Meta's 'Squid Game' Culture: Laid-Off Employee Sounds Alarm on Stack-Ranking Practices

A former Meta employee, laid off in recent workforce reductions at the social media giant, has described the company's internal competitive culture in stark terms: workers pitted against each other in what the ex-employee called a "Squid Game" environment. The comparison to the South Korean series—which depicts desperate participants eliminated one by one in deadly contests—surfaced on 22 May 2026 via a post on the prediction market Polymarket, drawing renewed attention to allegations of toxic stack-ranking practices within major technology companies.
The accusation arrives as Meta, like many of its Silicon Valley peers, has spent the past several years navigating the reputational and legal fallout from aggressive performance management systems. Stack-ranking, a practice in which managers are required to distribute workers along forced performance bell curves with a fixed percentage rated as underperforming, has been linked to psychological harm, unfair terminations, and what critics describe as a dehumanising approach to human capital.

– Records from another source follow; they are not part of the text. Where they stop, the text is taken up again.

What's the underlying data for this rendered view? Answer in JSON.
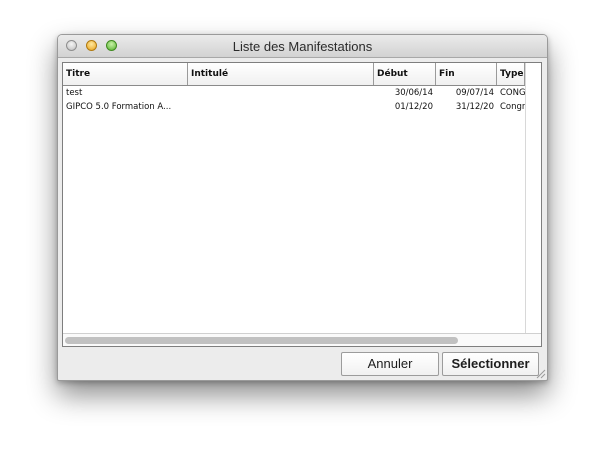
{
  "window": {
    "title": "Liste des Manifestations"
  },
  "table": {
    "columns": [
      "Titre",
      "Intitulé",
      "Début",
      "Fin",
      "Type"
    ],
    "rows": [
      {
        "titre": "test",
        "intitule": "",
        "debut": "30/06/14",
        "fin": "09/07/14",
        "type": "CONGR"
      },
      {
        "titre": "GIPCO 5.0 Formation A...",
        "intitule": "",
        "debut": "01/12/20",
        "fin": "31/12/20",
        "type": "Congr"
      }
    ]
  },
  "buttons": {
    "cancel_label": "Annuler",
    "select_label": "Sélectionner"
  },
  "icons": [
    "close-icon",
    "minimize-icon",
    "zoom-icon",
    "resize-grip-icon"
  ]
}
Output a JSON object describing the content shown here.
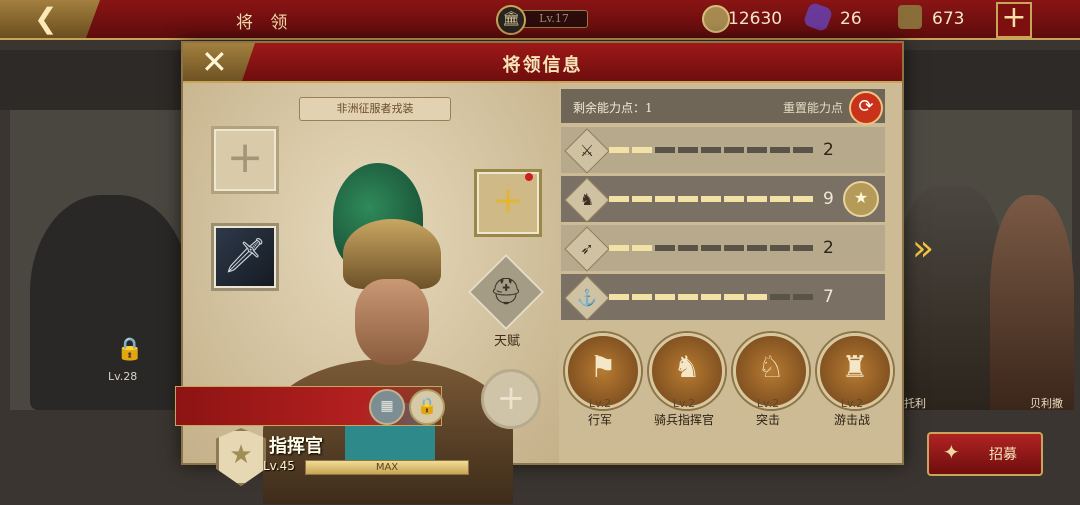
{
  "topbar": {
    "back_icon": "back-arrow-icon",
    "title": "将 领",
    "player_level": "Lv.17",
    "gold": "12630",
    "gems": "26",
    "troops": "673",
    "plus_label": "+"
  },
  "background": {
    "left_card_level": "Lv.28",
    "right_card1_name": "托利",
    "right_card2_name": "贝利撒"
  },
  "modal": {
    "title": "将领信息",
    "close_icon": "close-icon",
    "costume_tag": "非洲征服者戎装",
    "talent_label": "天赋",
    "commander_title": "指挥官",
    "level": "Lv.45",
    "level_state": "MAX",
    "level_progress": 1.0
  },
  "abilities": {
    "remaining_label": "剩余能力点：",
    "remaining_value": "1",
    "reset_label": "重置能力点",
    "stats": [
      {
        "icon": "sword-icon",
        "value": "2",
        "filled": 2,
        "total": 9
      },
      {
        "icon": "horse-icon",
        "value": "9",
        "filled": 9,
        "total": 9
      },
      {
        "icon": "bow-icon",
        "value": "2",
        "filled": 2,
        "total": 9
      },
      {
        "icon": "anchor-icon",
        "value": "7",
        "filled": 7,
        "total": 9
      }
    ]
  },
  "skills": [
    {
      "level": "Lv.2",
      "name": "行军"
    },
    {
      "level": "Lv.2",
      "name": "骑兵指挥官"
    },
    {
      "level": "Lv.2",
      "name": "突击"
    },
    {
      "level": "Lv.2",
      "name": "游击战"
    }
  ],
  "recruit_label": "招募",
  "colors": {
    "header_red": "#8a1414",
    "gold_trim": "#c9a55a",
    "panel_bg": "#cdbb95"
  }
}
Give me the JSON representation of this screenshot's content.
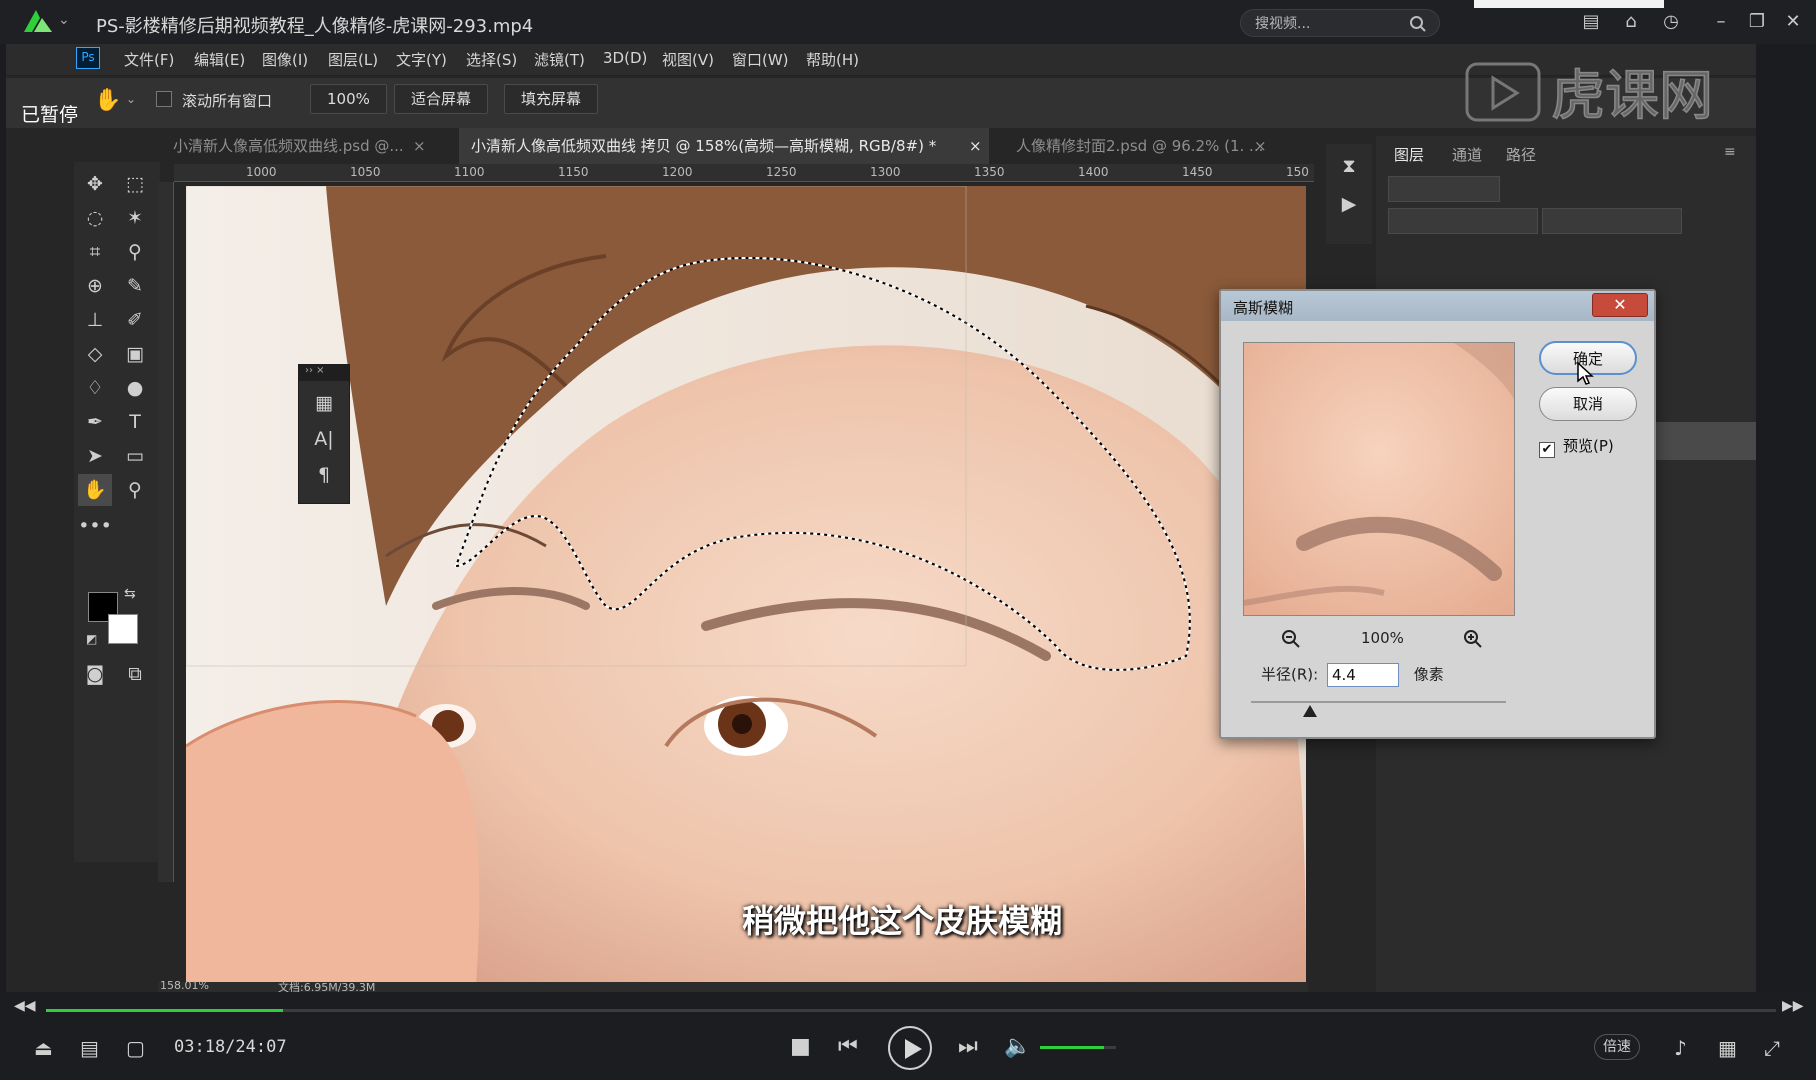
{
  "player": {
    "title": "PS-影楼精修后期视频教程_人像精修-虎课网-293.mp4",
    "search_placeholder": "搜视频...",
    "time": "03:18/24:07",
    "speed_label": "倍速",
    "progress": 0.137,
    "volume": 0.84,
    "paused_label": "已暂停",
    "watermark": "虎课网"
  },
  "photoshop": {
    "logo": "Ps",
    "menu": [
      "文件(F)",
      "编辑(E)",
      "图像(I)",
      "图层(L)",
      "文字(Y)",
      "选择(S)",
      "滤镜(T)",
      "3D(D)",
      "视图(V)",
      "窗口(W)",
      "帮助(H)"
    ],
    "options": {
      "scroll_all_label": "滚动所有窗口",
      "zoom_label": "100%",
      "fit_screen_label": "适合屏幕",
      "fill_screen_label": "填充屏幕"
    },
    "tabs": [
      {
        "label": "小清新人像高低频双曲线.psd @...",
        "active": false
      },
      {
        "label": "小清新人像高低频双曲线 拷贝 @ 158%(高频—高斯模糊, RGB/8#) *",
        "active": true
      },
      {
        "label": "人像精修封面2.psd @ 96.2% (1. ...",
        "active": false
      }
    ],
    "ruler_labels": [
      "1000",
      "1050",
      "1100",
      "1150",
      "1200",
      "1250",
      "1300",
      "1350",
      "1400",
      "1450",
      "150"
    ],
    "panel_tabs": [
      "图层",
      "通道",
      "路径"
    ],
    "status_zoom": "158.01%",
    "status_doc": "文档:6.95M/39.3M"
  },
  "dialog": {
    "title": "高斯模糊",
    "ok_label": "确定",
    "cancel_label": "取消",
    "preview_label": "预览(P)",
    "preview_checked": true,
    "zoom_label": "100%",
    "radius_label": "半径(R):",
    "radius_value": "4.4",
    "unit_label": "像素"
  },
  "subtitle": "稍微把他这个皮肤模糊",
  "colors": {
    "accent_green": "#2fcf3a",
    "ps_blue": "#31a8ff",
    "dialog_close_red": "#c74b3b"
  }
}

What the former Meta worker's account adds to a well-documented pattern is a direct, insider framing of that system as psychologically coercive. The "Squid Game" metaphor is not merely rhetorical—it implies a structure in which survival depends on outperforming colleagues, not merely meeting a standard. That framing aligns with what workplace researchers have long documented about forced ranking: employees facing elimination are incentivised to undermine peers, not collaborate with them.
Meta did not respond to a request for comment on the specific allegation. The company has previously maintained that its performance review processes are designed to identify top talent and support development, not to manufacture dismissals. A spokesperson noted in prior public communications that the firm has revised certain HR practices following scrutiny in the early 2020s.
The broader context matters. Meta has conducted significant layoffs in recent years, reducing its workforce by thousands as part of a broader post-pandemic contraction across the technology sector. In such environments, stack-ranking systems take on added weight: a forced distribution curve in a shrinking organisation becomes a mechanism for determining who stays and who goes, with life-altering consequences for those placed at the bottom. Employees and labour advocates have argued that these systems often disproportionately affect certain demographics and are applied inconsistently across teams, making them legally vulnerable as well as ethically questionable.
The structural question this incident raises is not simply about one company's culture. It is about whether the governance frameworks that technology companies use to manage large workforces—often opaque, algorithmically assisted, and applied at scale—are compatible with any credible claim to employee wellbeing. Stack-ranking persists not because it produces better outcomes but because it provides legal cover for mass terminations. A company that can point to a performance distribution curve and say "these workers were ranked lowest" faces lower legal exposure than one that terminates on more discretionary grounds.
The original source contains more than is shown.